6) Throughout June and July, velvet antlers have a complex system of blood vessels that causes them to be hot to the touch. There is so much blood carrying protein and minerals to a buck’s antlers that even small racks easily detected with thermal imaging devices.
7) Tiny hairs on the velvet stick out and make growing antlers appear thicker than they really are. The hairs act as a radar system so the buck won’t bump into trees, fence posts, etc. and damage his soft antlers.
8) Sebum, a semi-liquid secretion, on the hairs gives the velvet a shiny look. Sebum also acts as an insect repellent to keep biting flies off a buck’s rack and face.
9) In early August antlers begin to morph from soft and pliable to hardened bone. A buck’s antlers will change from looking swollen or bulbous at the tips of the tines to a more normal diameter. Once this change in appearance occurs the buck won’t add much beam or tine growth.
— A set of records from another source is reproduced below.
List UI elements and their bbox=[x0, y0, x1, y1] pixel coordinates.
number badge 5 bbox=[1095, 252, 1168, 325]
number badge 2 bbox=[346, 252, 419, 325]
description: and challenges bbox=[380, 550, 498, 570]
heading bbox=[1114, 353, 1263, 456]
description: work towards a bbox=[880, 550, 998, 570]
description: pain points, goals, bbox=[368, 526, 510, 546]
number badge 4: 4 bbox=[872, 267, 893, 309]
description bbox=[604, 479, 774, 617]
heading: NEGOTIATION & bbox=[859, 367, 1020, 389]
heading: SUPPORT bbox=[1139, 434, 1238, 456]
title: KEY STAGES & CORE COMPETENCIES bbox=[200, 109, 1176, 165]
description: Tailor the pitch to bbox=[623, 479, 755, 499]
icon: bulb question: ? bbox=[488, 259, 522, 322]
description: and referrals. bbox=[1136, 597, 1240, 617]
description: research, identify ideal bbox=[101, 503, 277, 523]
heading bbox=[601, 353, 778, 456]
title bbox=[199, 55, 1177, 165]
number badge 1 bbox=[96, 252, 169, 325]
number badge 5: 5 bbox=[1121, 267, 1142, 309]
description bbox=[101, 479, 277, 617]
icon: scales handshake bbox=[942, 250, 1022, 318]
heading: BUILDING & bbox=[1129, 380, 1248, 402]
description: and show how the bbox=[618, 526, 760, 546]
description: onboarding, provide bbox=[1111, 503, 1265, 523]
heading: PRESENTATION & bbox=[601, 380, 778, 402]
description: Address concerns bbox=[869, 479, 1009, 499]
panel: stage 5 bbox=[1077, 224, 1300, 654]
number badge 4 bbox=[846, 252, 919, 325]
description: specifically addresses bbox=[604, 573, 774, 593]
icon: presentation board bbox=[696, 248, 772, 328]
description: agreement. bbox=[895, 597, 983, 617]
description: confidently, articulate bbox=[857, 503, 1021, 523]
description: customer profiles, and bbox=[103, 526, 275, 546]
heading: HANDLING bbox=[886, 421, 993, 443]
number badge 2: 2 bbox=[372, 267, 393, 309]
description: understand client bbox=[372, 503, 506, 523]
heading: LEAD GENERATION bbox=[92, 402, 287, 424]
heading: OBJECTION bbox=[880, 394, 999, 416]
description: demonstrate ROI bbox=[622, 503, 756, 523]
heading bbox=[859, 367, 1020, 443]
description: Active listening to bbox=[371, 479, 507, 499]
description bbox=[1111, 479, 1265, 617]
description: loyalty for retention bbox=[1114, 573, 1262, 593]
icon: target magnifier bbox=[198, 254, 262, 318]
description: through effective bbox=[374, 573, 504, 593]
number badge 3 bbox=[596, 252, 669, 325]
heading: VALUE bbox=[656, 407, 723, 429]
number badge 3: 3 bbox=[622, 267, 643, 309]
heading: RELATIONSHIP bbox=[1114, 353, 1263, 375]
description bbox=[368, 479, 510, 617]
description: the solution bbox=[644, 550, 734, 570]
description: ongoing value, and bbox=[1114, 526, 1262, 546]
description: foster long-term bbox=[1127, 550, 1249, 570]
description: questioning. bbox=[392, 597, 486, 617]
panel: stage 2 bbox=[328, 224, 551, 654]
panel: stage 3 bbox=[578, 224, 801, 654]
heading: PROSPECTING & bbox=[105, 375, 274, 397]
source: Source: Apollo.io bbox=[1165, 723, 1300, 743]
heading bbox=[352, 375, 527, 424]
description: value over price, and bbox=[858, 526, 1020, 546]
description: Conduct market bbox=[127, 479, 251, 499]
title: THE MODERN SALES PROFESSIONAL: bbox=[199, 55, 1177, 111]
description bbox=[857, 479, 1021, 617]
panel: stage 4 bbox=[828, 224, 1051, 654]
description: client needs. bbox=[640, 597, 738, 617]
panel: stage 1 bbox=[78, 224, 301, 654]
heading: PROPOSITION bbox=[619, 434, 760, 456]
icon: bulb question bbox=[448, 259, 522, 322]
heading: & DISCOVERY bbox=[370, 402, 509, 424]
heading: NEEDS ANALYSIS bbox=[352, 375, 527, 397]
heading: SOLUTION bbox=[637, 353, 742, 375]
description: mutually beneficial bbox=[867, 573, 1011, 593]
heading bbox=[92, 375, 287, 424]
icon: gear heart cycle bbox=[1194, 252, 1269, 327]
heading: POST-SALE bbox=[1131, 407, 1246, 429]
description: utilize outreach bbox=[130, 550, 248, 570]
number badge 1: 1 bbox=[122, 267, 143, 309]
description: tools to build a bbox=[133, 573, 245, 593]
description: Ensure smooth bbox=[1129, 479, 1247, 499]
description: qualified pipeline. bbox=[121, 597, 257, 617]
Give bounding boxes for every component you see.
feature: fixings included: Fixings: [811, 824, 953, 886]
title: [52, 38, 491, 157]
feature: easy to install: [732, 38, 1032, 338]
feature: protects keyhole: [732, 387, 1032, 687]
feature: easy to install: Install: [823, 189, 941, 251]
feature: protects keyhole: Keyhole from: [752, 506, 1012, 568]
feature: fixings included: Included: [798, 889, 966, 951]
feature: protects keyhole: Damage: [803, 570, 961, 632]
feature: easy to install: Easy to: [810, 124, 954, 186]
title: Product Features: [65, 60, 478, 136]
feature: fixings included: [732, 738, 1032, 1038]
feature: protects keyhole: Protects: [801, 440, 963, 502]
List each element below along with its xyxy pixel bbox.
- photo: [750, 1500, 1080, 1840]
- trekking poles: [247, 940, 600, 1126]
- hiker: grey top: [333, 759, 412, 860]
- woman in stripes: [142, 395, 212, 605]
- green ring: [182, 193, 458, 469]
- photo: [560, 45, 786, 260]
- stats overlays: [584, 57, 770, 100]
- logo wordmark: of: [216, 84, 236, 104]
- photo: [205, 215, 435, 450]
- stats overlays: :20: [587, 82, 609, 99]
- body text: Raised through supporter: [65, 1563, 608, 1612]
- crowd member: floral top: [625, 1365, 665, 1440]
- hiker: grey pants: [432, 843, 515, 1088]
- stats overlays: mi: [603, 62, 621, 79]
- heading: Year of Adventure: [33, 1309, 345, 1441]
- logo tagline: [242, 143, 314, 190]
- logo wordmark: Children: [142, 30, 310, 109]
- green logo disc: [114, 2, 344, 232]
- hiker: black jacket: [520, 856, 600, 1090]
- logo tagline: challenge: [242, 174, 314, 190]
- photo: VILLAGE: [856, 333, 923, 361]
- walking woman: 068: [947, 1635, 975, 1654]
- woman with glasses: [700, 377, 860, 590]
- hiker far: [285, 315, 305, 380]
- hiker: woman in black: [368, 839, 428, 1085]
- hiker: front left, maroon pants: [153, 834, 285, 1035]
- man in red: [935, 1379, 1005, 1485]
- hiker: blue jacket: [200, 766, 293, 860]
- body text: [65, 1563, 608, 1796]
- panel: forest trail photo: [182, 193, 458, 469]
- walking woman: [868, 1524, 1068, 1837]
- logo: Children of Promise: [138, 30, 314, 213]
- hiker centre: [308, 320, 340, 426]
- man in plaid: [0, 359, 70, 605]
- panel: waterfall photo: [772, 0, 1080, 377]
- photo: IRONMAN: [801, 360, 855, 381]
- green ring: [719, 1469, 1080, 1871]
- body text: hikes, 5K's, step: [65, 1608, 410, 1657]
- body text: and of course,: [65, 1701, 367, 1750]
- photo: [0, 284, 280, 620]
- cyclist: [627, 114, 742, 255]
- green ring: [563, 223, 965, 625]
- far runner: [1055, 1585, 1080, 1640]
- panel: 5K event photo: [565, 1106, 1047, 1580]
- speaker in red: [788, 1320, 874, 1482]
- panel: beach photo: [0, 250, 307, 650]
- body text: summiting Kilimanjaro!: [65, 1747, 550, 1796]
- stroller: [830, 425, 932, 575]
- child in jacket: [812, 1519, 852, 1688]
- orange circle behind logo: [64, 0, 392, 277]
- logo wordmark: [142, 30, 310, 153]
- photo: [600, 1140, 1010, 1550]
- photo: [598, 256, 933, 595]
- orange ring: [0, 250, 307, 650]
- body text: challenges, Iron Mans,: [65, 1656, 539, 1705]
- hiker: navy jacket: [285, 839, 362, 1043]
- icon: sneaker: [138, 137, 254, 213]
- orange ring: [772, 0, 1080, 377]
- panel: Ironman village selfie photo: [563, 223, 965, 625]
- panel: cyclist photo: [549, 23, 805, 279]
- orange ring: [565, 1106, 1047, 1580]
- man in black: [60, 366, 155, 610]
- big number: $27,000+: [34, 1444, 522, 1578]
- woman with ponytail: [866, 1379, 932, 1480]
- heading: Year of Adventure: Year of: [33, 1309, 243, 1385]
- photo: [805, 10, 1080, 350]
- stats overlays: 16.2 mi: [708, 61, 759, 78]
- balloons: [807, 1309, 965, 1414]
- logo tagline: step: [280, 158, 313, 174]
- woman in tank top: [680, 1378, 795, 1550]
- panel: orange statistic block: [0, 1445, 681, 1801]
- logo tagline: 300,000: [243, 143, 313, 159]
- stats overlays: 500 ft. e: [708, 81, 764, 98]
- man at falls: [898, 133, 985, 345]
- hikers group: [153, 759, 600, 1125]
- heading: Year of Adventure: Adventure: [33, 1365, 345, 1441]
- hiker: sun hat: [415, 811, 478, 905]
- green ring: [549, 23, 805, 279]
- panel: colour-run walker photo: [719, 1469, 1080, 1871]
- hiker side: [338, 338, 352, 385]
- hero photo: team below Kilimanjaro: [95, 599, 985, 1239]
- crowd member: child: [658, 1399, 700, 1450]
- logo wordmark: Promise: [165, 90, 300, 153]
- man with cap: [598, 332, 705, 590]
10) By mid-August most of the antler growth for the year is done. Sometime between September 1 and 15 bucks typically shed the velvet. The cue for antler hardening and velvet shedding is the change in photoperiod caused by decreasing daylight and increasing darkness, which results in a significant increase in the bucks’ testosterone.
11) Velvet shedding typically takes only a couple of hours, though it is not uncommon to see a deer walking around for day or two with bloody velvet tatters. One last thing you might not know: Bucks have been known to turn their heads and peel or even eat the dry velvet off their new racks!
After that, the tree rubbing and antler-polishing begin. With their new crowns gleaming, mature bucks are ready and willing to breed the does for the next three months, until their testosterone begins to fade and the fascinating antler cycle begins all over again.